VCM Project, Post-Message

Post-VCM Project, Inspirational Message
(December 3, 2013)

They say that some of the best things to happen in life are the unplanned ones. And the VCM Project is one of those things for me, and I hope, for every one of us too.

The VCM, no matter how exciting to be, would not be so much thrilling, the excitement, joy and fun, and even this extraordinary feeling, and undeniably without the support of other teams. I know that this is a project of the Info and Health Team, but then everyone was willing to do some part, and to support.

I believe that the VCM transform our mind and wisdom in a deep way. We didn’t expect from the project at first, but eventually it helped us to discover so valuable lessons in life.

First lesson, some great things come in our life in unexpected ways. Like for opportunity, it comes without noticing you, saying “I’m important, value me.” It may take time for us to realize that it is important.

It is good thing for our organization and team that, we value our project and missions, especially the people, as fairly as possible, and as early as possible. We put ourselves on the people we help. And we love what we do.

That’s the answer for those unexpected things in our life. We must understand that everything in our life should be valued and somehow appreciated, big or small.

We understand these things because of lessons from our experience that it’s better to value something you have right now, than to regret those things after we lose it. Some of us, don’t value the feelings of other people, because either, they keep on thinking on themselves, or they are not sensitive or caring enough to see others. Remember the pain principle?

So value what will come in your life, no matter how big it is, or small, because time flies so fast that in a blink of an eye, you might already lose it.

Second, those things or people that we appreciate or we love might don’t give back what we expect, and we got to move on from that. We already learned from this in 4725 Project last year.

If we seek what we want, and to force them to pay back for something we’ve done for them, it’s not kind at all. We are being immature and insecure. It’s our problem, not theirs.

So before you’ll be destroyed by your insecurities, understand life is unfair, and if you continue to be tormented by insecurities, you’ll not be happy at all.

Third, trust is so important. It is one of the fundamental things needed for the best relationships. It’s also not guaranteed that whom you trust will trust you back. And it also doesn’t mean that if you broke their trust, it cannot be fixed again.

I still believe, and I think, most of you, that trust can be built again. But it require a lot of patience, sincere forgiveness and a strong, somehow a secure person, to trust you again.

Yes, I think we need to admit that sometimes we don’t do that. We are under our ego, our id, our insecurities, and our pride and totally lost by the pain of trust issues.

I believe that, yes, you need a strong personality with right attitude person to forgive you and to give you trust for another chance.

I admit that sometimes, I’m still developing that character. Let me explain.

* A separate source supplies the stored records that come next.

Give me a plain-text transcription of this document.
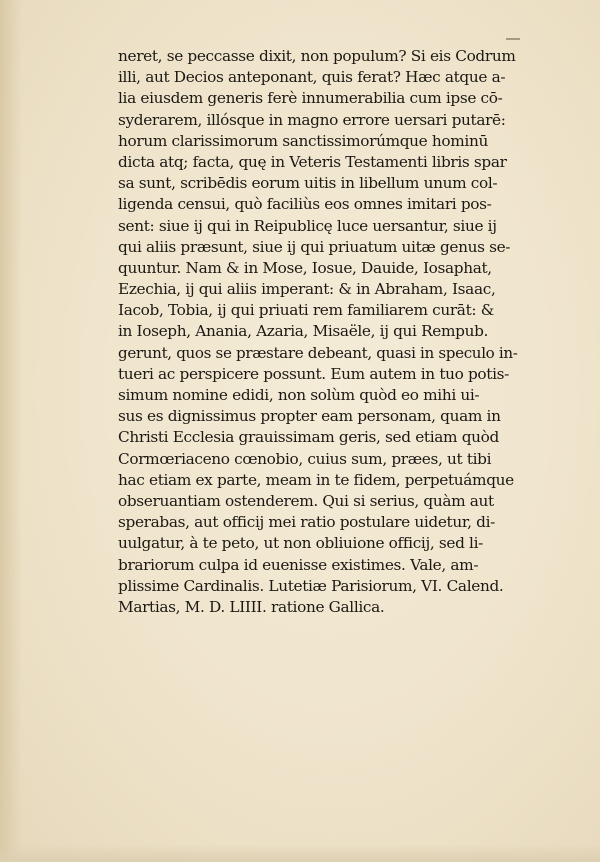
neret, se peccasse dixit, non populum? Si eis Codrum
illi, aut Decios anteponant, quis ferat? Hæc atque a-
lia eiusdem generis ferè innumerabilia cum ipse cō-
syderarem, illósque in magno errore uersari putarē:
horum clarissimorum sanctissimorúmque hominū
dicta atq; facta, quę in Veteris Testamenti libris spar
sa sunt, scribēdis eorum uitis in libellum unum col-
ligenda censui, quò faciliùs eos omnes imitari pos-
sent: siue ij qui in Reipublicę luce uersantur, siue ij
qui aliis præsunt, siue ij qui priuatum uitæ genus se-
quuntur. Nam & in Mose, Iosue, Dauide, Iosaphat,
Ezechia, ij qui aliis imperant: & in Abraham, Isaac,
Iacob, Tobia, ij qui priuati rem familiarem curāt: &
in Ioseph, Anania, Azaria, Misaële, ij qui Rempub.
gerunt, quos se præstare debeant, quasi in speculo in-
tueri ac perspicere possunt. Eum autem in tuo potis-
simum nomine edidi, non solùm quòd eo mihi ui-
sus es dignissimus propter eam personam, quam in
Christi Ecclesia grauissimam geris, sed etiam quòd
Cormœriaceno cœnobio, cuius sum, præes, ut tibi
hac etiam ex parte, meam in te fidem, perpetuámque
obseruantiam ostenderem. Qui si serius, quàm aut
sperabas, aut officij mei ratio postulare uidetur, di-
uulgatur, à te peto, ut non obliuione officij, sed li-
brariorum culpa id euenisse existimes. Vale, am-
plissime Cardinalis. Lutetiæ Parisiorum, VI. Calend.
Martias, M. D. LIIII. ratione Gallica.
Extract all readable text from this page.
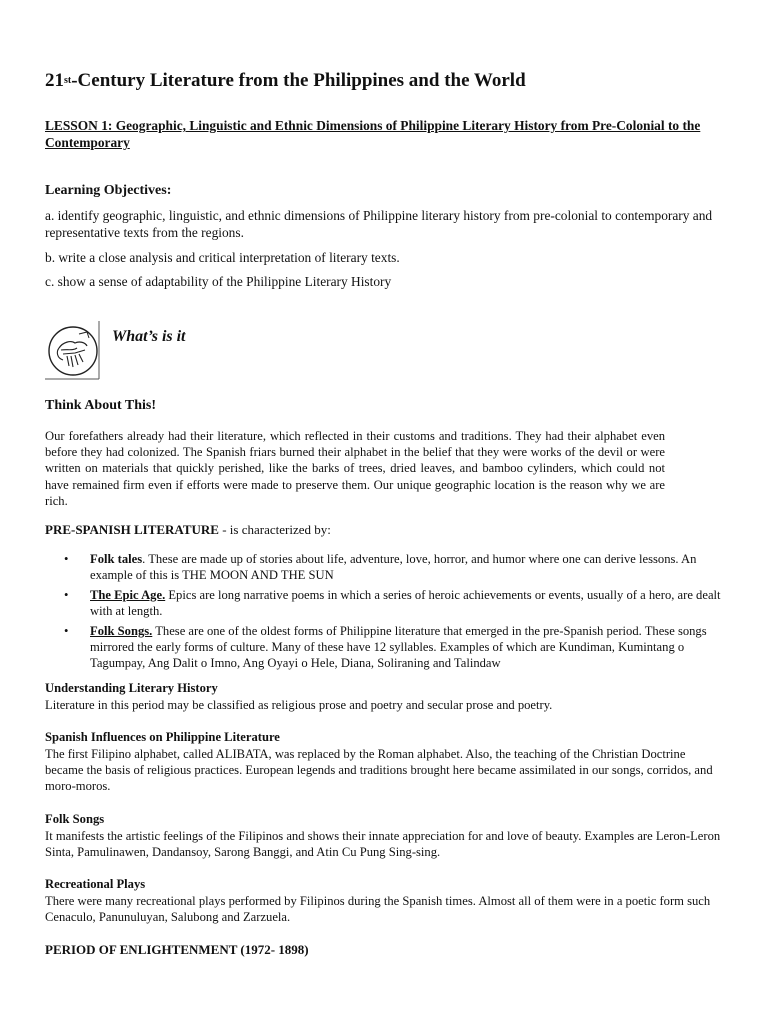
21st-Century Literature from the Philippines and the World
LESSON 1: Geographic, Linguistic and Ethnic Dimensions of Philippine Literary History from Pre-Colonial to the Contemporary
Learning Objectives:
a. identify geographic, linguistic, and ethnic dimensions of Philippine literary history from pre-colonial to contemporary and representative texts from the regions.
b. write a close analysis and critical interpretation of literary texts.
c. show a sense of adaptability of the Philippine Literary History
What’s is it
Think About This!
Our forefathers already had their literature, which reflected in their customs and traditions. They had their alphabet even before they had colonized. The Spanish friars burned their alphabet in the belief that they were works of the devil or were written on materials that quickly perished, like the barks of trees, dried leaves, and bamboo cylinders, which could not have remained firm even if efforts were made to preserve them. Our unique geographic location is the reason why we are rich.
PRE-SPANISH LITERATURE - is characterized by:
• Folk tales. These are made up of stories about life, adventure, love, horror, and humor where one can derive lessons. An example of this is THE MOON AND THE SUN
• The Epic Age. Epics are long narrative poems in which a series of heroic achievements or events, usually of a hero, are dealt with at length.
• Folk Songs. These are one of the oldest forms of Philippine literature that emerged in the pre-Spanish period. These songs mirrored the early forms of culture. Many of these have 12 syllables. Examples of which are Kundiman, Kumintang o Tagumpay, Ang Dalit o Imno, Ang Oyayi o Hele, Diana, Soliraning and Talindaw
Understanding Literary History
Literature in this period may be classified as religious prose and poetry and secular prose and poetry.
Spanish Influences on Philippine Literature
The first Filipino alphabet, called ALIBATA, was replaced by the Roman alphabet. Also, the teaching of the Christian Doctrine became the basis of religious practices. European legends and traditions brought here became assimilated in our songs, corridos, and moro-moros.
Folk Songs
It manifests the artistic feelings of the Filipinos and shows their innate appreciation for and love of beauty. Examples are Leron-Leron Sinta, Pamulinawen, Dandansoy, Sarong Banggi, and Atin Cu Pung Sing-sing.
Recreational Plays
There were many recreational plays performed by Filipinos during the Spanish times. Almost all of them were in a poetic form such Cenaculo, Panunuluyan, Salubong and Zarzuela.
PERIOD OF ENLIGHTENMENT (1972- 1898)
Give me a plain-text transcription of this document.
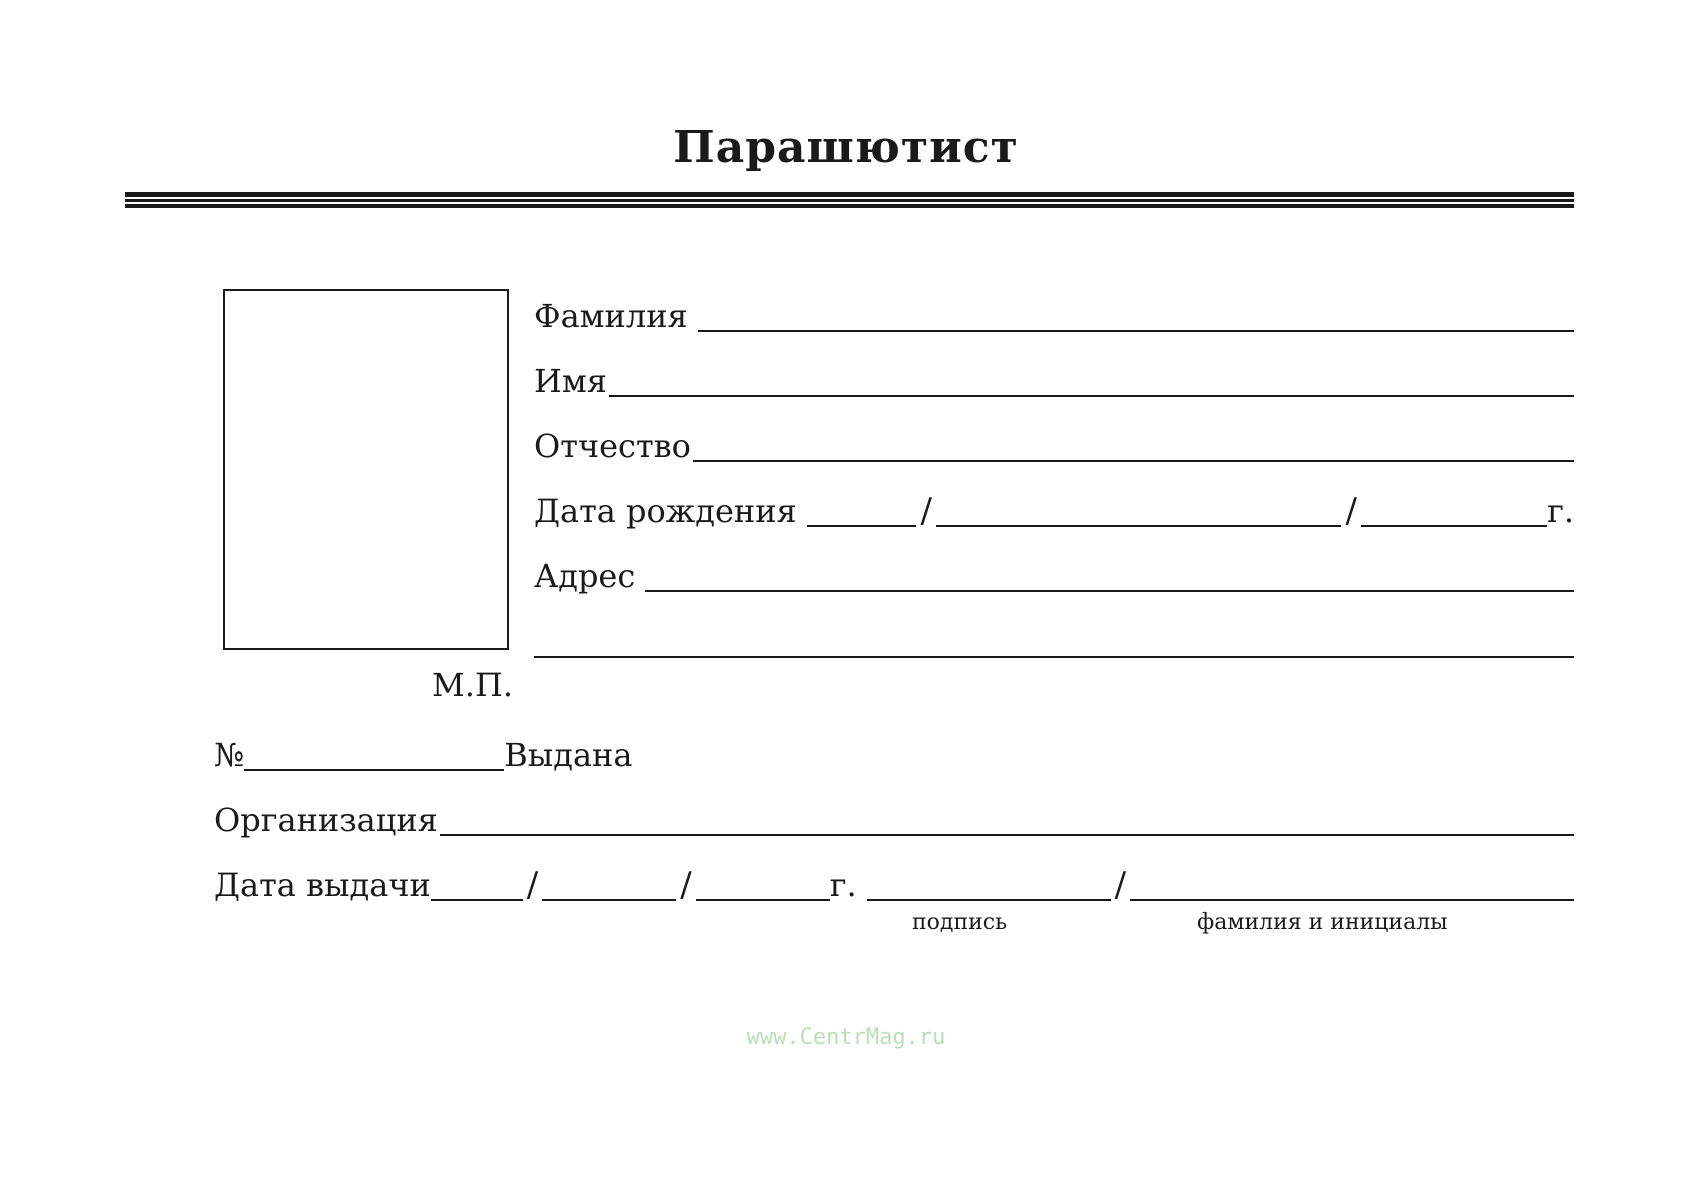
Парашютист
М.П.
Фамилия
Имя
Отчество
Дата рождения	/	/	г.
Адрес
№	Выдана
Организация
Дата выдачи	/	/	г.	/
подпись	фамилия и инициалы
www.CentrMag.ru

We might be betrayed by someone we love, and we might lose ourselves, especially the trust we’ve given them. We might afraid to trust again, to be betrayed again. We feel some mistrust towards other people, and that will be a challenge for us. But it’s a bitter part of us, and subconsciously, it is a selfish thing. We are thinking of ourselves too much. What if the person changed into a better one?

But still, who knows right? You might thought, that it’s better not to trust them again, if there’s someone else out there who deserve it more to be trusted upon.

And I’m one of those people this year. What I did after experiencing that? I give forgiveness but I think, still I did not give it 100%.

I choose rather to value the other things. I didn’t give a risk to give another trust. Maybe yes, you can say that I’m an insecure person for doing that. But actually, I believe it’s not. What I’ve done is to save me and on what I can do for others, including for that person.

When I discovered that I cannot forgive that person, maybe it takes time for me, or to build yet a character that can do that. So here I am and I’ve given my attention to other things/people I value. It also gives me a chance not to hurt that person unintentionally. If I forced to forgive that person even it’s not, I will hurt him/her also by suspiciousness, guilt and judging him/her, and it will always based on my “mistrust” on him/her.

Yes, this lesson of the VCM Project hits me, and what I can do? I need admit that I need to learn more from this 3rd lesson, because it’s really important in making huge and great relationships. It also shows on how much you value that person, on how you love him/her, to forgive him/her.

These lessons might take time, character and wisdom to learn, and it’s a good thing that this VCM Project give us the opportunity to discover these lessons, no matter how much it hurts, or no matter how much we’ve been disappointed or embarrassed.

What we can do is to learn, live from it and to grow and be our best. We learned in 2012, in LITE Project that, we need to value and enjoy life, it’s too short, and it’s given for us to live, not to waste it.

We need to have trust ourselves to go on, and to do what’s the next best steps.

Thank you for everyone, thank you RIKIWA ORG.